Il ressort des dispositions susmentionnées que les activités de promotion de la RSE dans les milieux d’affaires sont destinées aux entreprises au sens général du terme. Néanmoins, si l’on se réfère aux instruments internationalement reconnus en cette matière, tels que les Principes directeurs de l’OCDE ou la Déclaration tripartite de l’OIT, il est clair que les entreprises multinationales seront les premiers acteurs entrant dans leur champ d’application. Au titre de ces engagements, il existe actuellement deux options : l’une tend seulement à la promotion de la RSE au sein des entreprises en activité sur le territoire respectif de chaque partie contractante[76] ; l’autre englobe à la fois les entreprises ayant des opérations commerciales et d’investissement sur le territoire de chaque État ou relevant de sa juridiction. Cette dernière expression devrait être interprétée comme indiquant qu’une partie contractante a l’obligation d’encourager la mise en oeuvre de la RSE par les entreprises multinationales qui font des affaires par l’entremise de leurs filiales à l’étranger[77]. Cette interprétation large semble très importante dans la mesure où leurs filiales commettront peut-être des violations des droits de la personne, sociaux ou environnementaux sur le territoire des pays où elles sont en activité. Dès lors, il est nécessaire de les faire participer à la mise en oeuvre des principes et des normes concernant la RSE. Une telle interprétation convient également au champ d’application extraterritorial des Principes directeurs de l’OCDE[78] ou de la Déclaration tripartite de l’OIT[79]. Elle s’harmonise aussi à la tendance qui consiste à promouvoir la RSE auprès des entreprises multinationales exerçant des activités commerciales et d’investissement à l’étranger. Le cas de la stratégie canadienne, intitulée Le modèle d’affaires canadien : Stratégie de promotion de la responsabilité sociale des entreprises pour les sociétés extractives canadiennes présentes à l’étranger[80], l’illustre fort bien. Promulguée pour la première fois par le Canada en 2009 et révisée deux fois depuis, soit en 2014 et en 2019, cette stratégie repose sur deux volets principaux :

  • elle a pour objet de promouvoir les normes internationales bien connues en matière de RSE en établissant les réseaux et les partenariats avec des acteurs sur le territoire des pays où les entreprises extractives canadiennes mettent en place leurs activités ;

  • elle permet de régler les différends entre les sociétés extractives canadiennes et les collectivités locales touchées par leurs activités d’exploitation par l’entremise du Bureau du conseiller en RSE de l’industrie extractive[81] ou du Point de contact national du Canada établi conformément aux exigences des Principes directeurs de l’OCDE[82].

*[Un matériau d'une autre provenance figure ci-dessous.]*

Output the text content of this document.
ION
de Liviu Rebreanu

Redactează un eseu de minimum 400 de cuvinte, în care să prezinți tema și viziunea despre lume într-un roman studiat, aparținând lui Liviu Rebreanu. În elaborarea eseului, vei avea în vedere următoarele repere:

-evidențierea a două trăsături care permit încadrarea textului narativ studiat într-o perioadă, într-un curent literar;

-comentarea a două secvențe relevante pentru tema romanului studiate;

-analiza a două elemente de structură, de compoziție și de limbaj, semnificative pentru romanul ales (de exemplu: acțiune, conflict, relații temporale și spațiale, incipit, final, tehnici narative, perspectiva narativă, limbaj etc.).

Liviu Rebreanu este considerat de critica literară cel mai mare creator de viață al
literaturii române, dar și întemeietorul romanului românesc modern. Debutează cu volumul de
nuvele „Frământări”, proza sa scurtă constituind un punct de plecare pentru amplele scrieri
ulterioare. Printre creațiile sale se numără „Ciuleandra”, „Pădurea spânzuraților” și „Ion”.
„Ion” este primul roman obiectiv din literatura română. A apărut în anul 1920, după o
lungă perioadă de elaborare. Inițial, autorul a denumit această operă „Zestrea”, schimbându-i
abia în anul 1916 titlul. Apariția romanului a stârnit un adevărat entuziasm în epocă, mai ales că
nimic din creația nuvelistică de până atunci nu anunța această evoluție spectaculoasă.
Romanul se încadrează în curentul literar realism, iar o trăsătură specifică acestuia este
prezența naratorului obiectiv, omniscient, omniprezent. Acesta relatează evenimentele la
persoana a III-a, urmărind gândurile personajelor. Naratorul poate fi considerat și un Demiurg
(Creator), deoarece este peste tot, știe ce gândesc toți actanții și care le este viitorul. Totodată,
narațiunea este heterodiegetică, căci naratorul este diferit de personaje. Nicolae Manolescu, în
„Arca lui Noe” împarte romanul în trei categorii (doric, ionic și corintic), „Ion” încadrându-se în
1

Rappelons que les obligations de coopérer au niveau international en matière de RSE ou de faire la promotion de cette dernière au niveau national — par l’emploi de termes tels que « encourager », « s’efforcer de promouvoir » ou « s’engager à promouvoir » — ne constituent pas pour autant des engagements fortement contraignants. La contribution de ces règles à la régulation de la RSE dépend donc, dans un premier temps, de la volonté respective des États et des entreprises multinationales et, dans un second temps, des mécanismes de suivi prévus dans lesdits accords, que nous aborderons ci-dessous.

2.2 Un renforcement significatif grâce à des mécanismes de suivi

Les mécanismes de suivi prévus dans les accords de libre-échange comprennent ceux qui permettent l’engagement des parties prenantes (2.2.1), l’incorporation de procédures d’autoévaluation (2.2.2) et le règlement des différends liés à la RSE (2.2.3).

2.2.1 L’engagement des parties prenantes

Dans la perspective de rendre transparente le plus possible la mise en oeuvre des clauses liées à la RSE, certains accords de libre-échange établissent un mécanisme autorisant l’intervention des parties prenantes (stakeholders intervention). Remarquons à cet égard qu’un grand nombre d’États cherchent de temps en temps à renforcer la transparence à travers des outils de démocratie participative[83]. Dès lors, la participation des parties prenantes s’est révélée importante non seulement dans l’élaboration des politiques ou des lois internes relatives à la RSE, mais également dans le contrôle de la mise en oeuvre des règles conventionnelles en cette matière. En ce qui concerne l’UE, par exemple, grâce à des mécanismes prévus dans ses instruments juridiques communautaires, les parties prenantes sont considérées comme les « promoteurs inattendus » de l’action extérieure de l’UE[84], surtout de la conduite de sa politique commerciale. Dans les accords de libre-échange conclus par l’UE, la participation des parties prenantes est ainsi censée être un mécanisme important en vue d’assurer l’efficacité de la mise en oeuvre de ces accords dans leur ensemble et des règles relatives à la RSE en particulier. Il y a donc lieu de citer ici quelques règles incluses dans les accords de libre-échange de l’UE.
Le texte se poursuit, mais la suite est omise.